Sourcing/Matching Tools Are Becoming Less Effective
In a sea of look-a-like resumes, the algorithms built to surface on-target talent in our databases are beginning to lose their effectiveness.
They can no longer differentiate AI-optimized profiles from authentic candidates who actually have the requisite experience.
The tools that were originally designed to speed up the sourcing process are now struggling to find other signals that indicate a qualified match.
Those aren’t just my words…that’s coming directly product teams building the software.
Job Seekers Feel Continued Frustration
And at the end of the day, the very people who have always been at a disadvantage in the hiring process (the job seeker), have encountered yet another barrier to employment.
Only this time, they’re contributing to their own demise. Trying to game the system is making the system worse for everyone.
And the candidates who are truly qualified? The ones who took the time to write a thoughtful, authentic resume? They are getting buried in a sea of AI look-a-likes.
THE END RESULT - TRUST IS ERODING
black holes and bias in the hiring process. This created a trust gap between candidates and hiring teams. So, technology vendors stepped in to help recruiters surface the best candidates.
But now that candidates are using AI, recruiters don’t trust the matching tools and they’re fearful of hiring someone who isn’t who they say they are.
It’s a bad cycle driven by the erosion of trust.
If we want to fix this, I think TA leaders need to rethink the speed at which they adopt the latest AI tools. At least when it comes to using sourcing and matching tech inside CRMs and ATSs.
At a recent conference, I heard ICIM’s Chief Legal Officer, Courtney Dutter, deliver some great guidance to TA leaders. She stressed that organizations should categorize their tools on a risk continuum. Then, start adoption in the lowest risk categories first.
For example:
Low Risk: AI chatbots, interview scheduling, research.
Medium Risk: AI-assisted sourcing, interview question generation, job description writing.
High Risk: Candidate matching, ranking, selection, assessments, and agents.

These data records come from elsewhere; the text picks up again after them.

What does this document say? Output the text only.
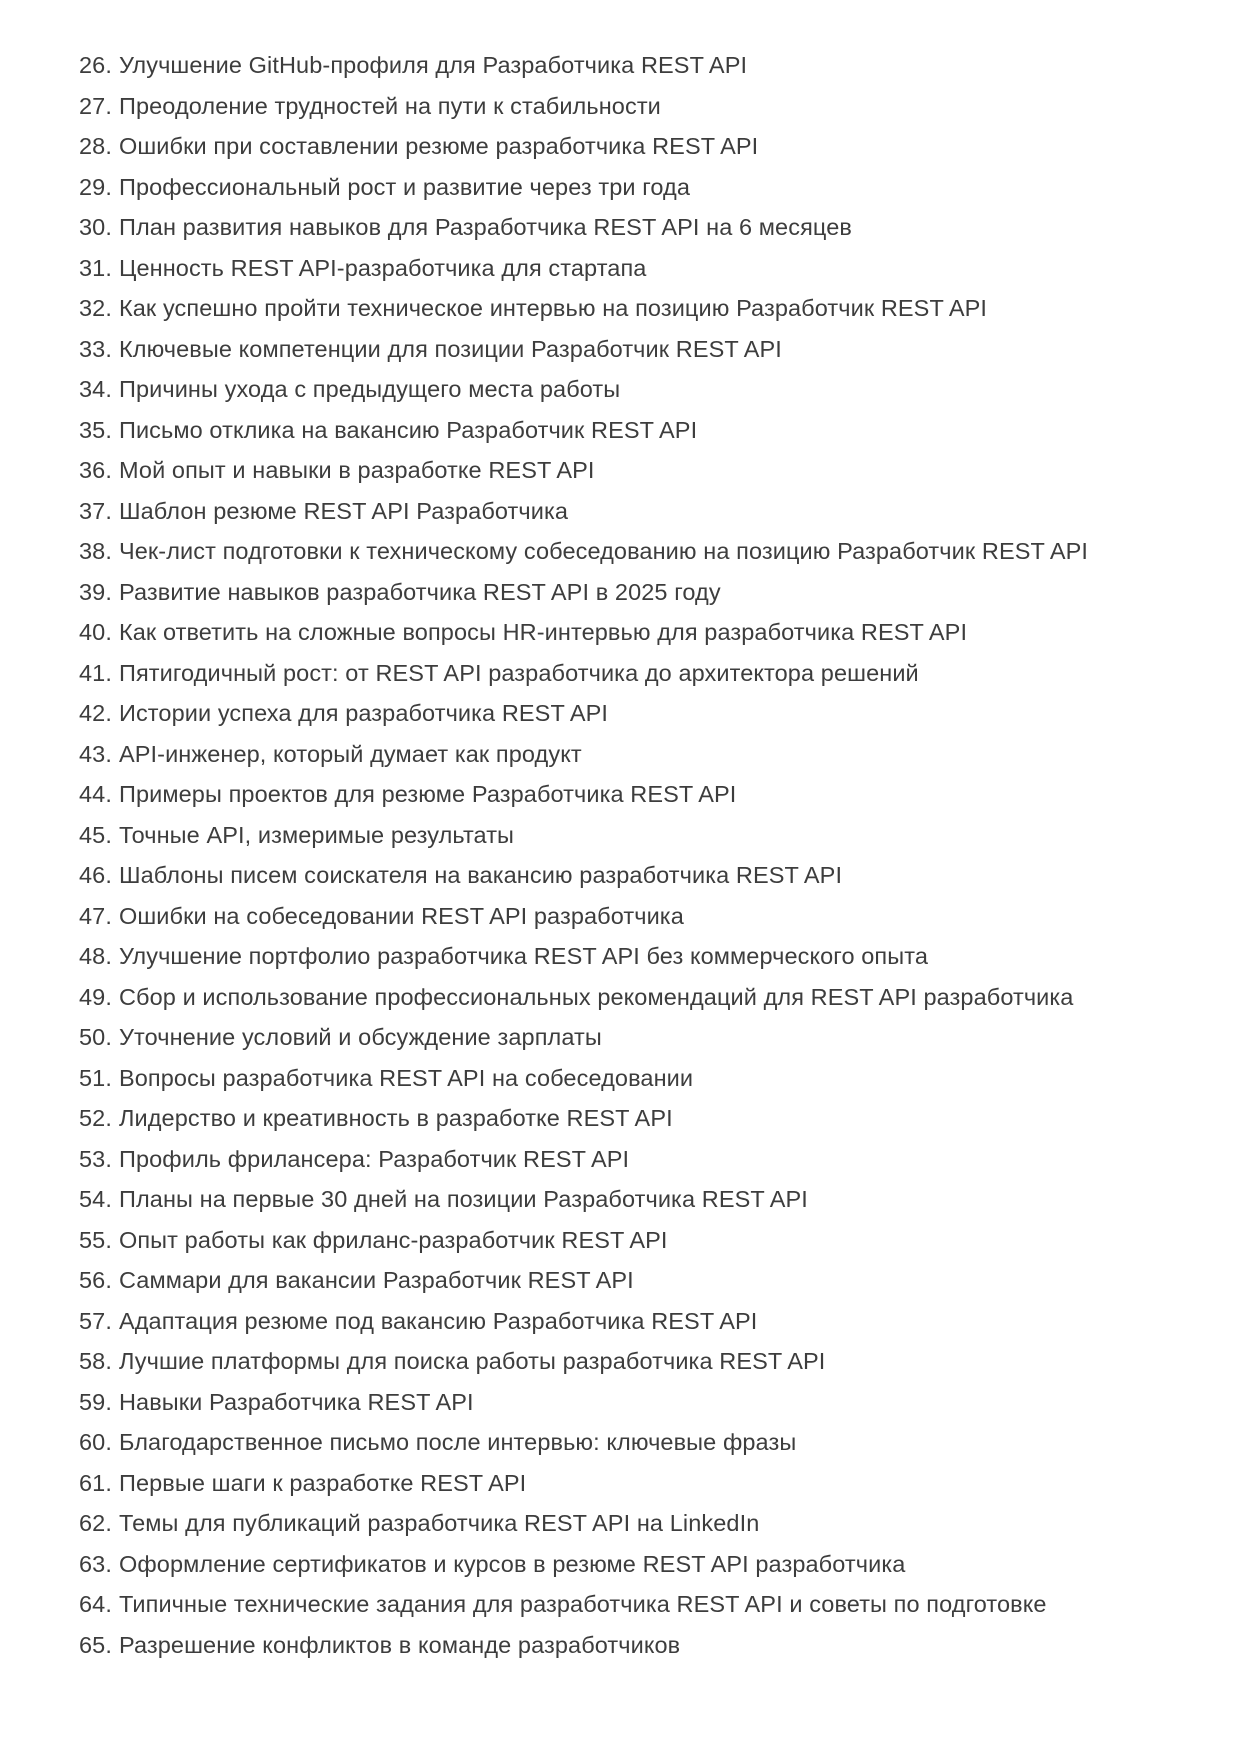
26. Улучшение GitHub-профиля для Разработчика REST API
27. Преодоление трудностей на пути к стабильности
28. Ошибки при составлении резюме разработчика REST API
29. Профессиональный рост и развитие через три года
30. План развития навыков для Разработчика REST API на 6 месяцев
31. Ценность REST API-разработчика для стартапа
32. Как успешно пройти техническое интервью на позицию Разработчик REST API
33. Ключевые компетенции для позиции Разработчик REST API
34. Причины ухода с предыдущего места работы
35. Письмо отклика на вакансию Разработчик REST API
36. Мой опыт и навыки в разработке REST API
37. Шаблон резюме REST API Разработчика
38. Чек-лист подготовки к техническому собеседованию на позицию Разработчик REST API
39. Развитие навыков разработчика REST API в 2025 году
40. Как ответить на сложные вопросы HR-интервью для разработчика REST API
41. Пятигодичный рост: от REST API разработчика до архитектора решений
42. Истории успеха для разработчика REST API
43. API-инженер, который думает как продукт
44. Примеры проектов для резюме Разработчика REST API
45. Точные API, измеримые результаты
46. Шаблоны писем соискателя на вакансию разработчика REST API
47. Ошибки на собеседовании REST API разработчика
48. Улучшение портфолио разработчика REST API без коммерческого опыта
49. Сбор и использование профессиональных рекомендаций для REST API разработчика
50. Уточнение условий и обсуждение зарплаты
51. Вопросы разработчика REST API на собеседовании
52. Лидерство и креативность в разработке REST API
53. Профиль фрилансера: Разработчик REST API
54. Планы на первые 30 дней на позиции Разработчика REST API
55. Опыт работы как фриланс-разработчик REST API
56. Саммари для вакансии Разработчик REST API
57. Адаптация резюме под вакансию Разработчика REST API
58. Лучшие платформы для поиска работы разработчика REST API
59. Навыки Разработчика REST API
60. Благодарственное письмо после интервью: ключевые фразы
61. Первые шаги к разработке REST API
62. Темы для публикаций разработчика REST API на LinkedIn
63. Оформление сертификатов и курсов в резюме REST API разработчика
64. Типичные технические задания для разработчика REST API и советы по подготовке
65. Разрешение конфликтов в команде разработчиков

Starting in the lowest risk category is an easy hurdle for most organizations. It allows us to experiment with new tools and build business cases while giving our legal teams a few reps on AI contracts and policy writing. It also allows the product developers to work out the kinks.
Incidentally, this is where I’m at today. I’d love to say I’m an early adopter of AI, but the resume-meets-job-description problem is a perfect example of why many AI tools still need time to bake.
Especially the medium and high-risk plays.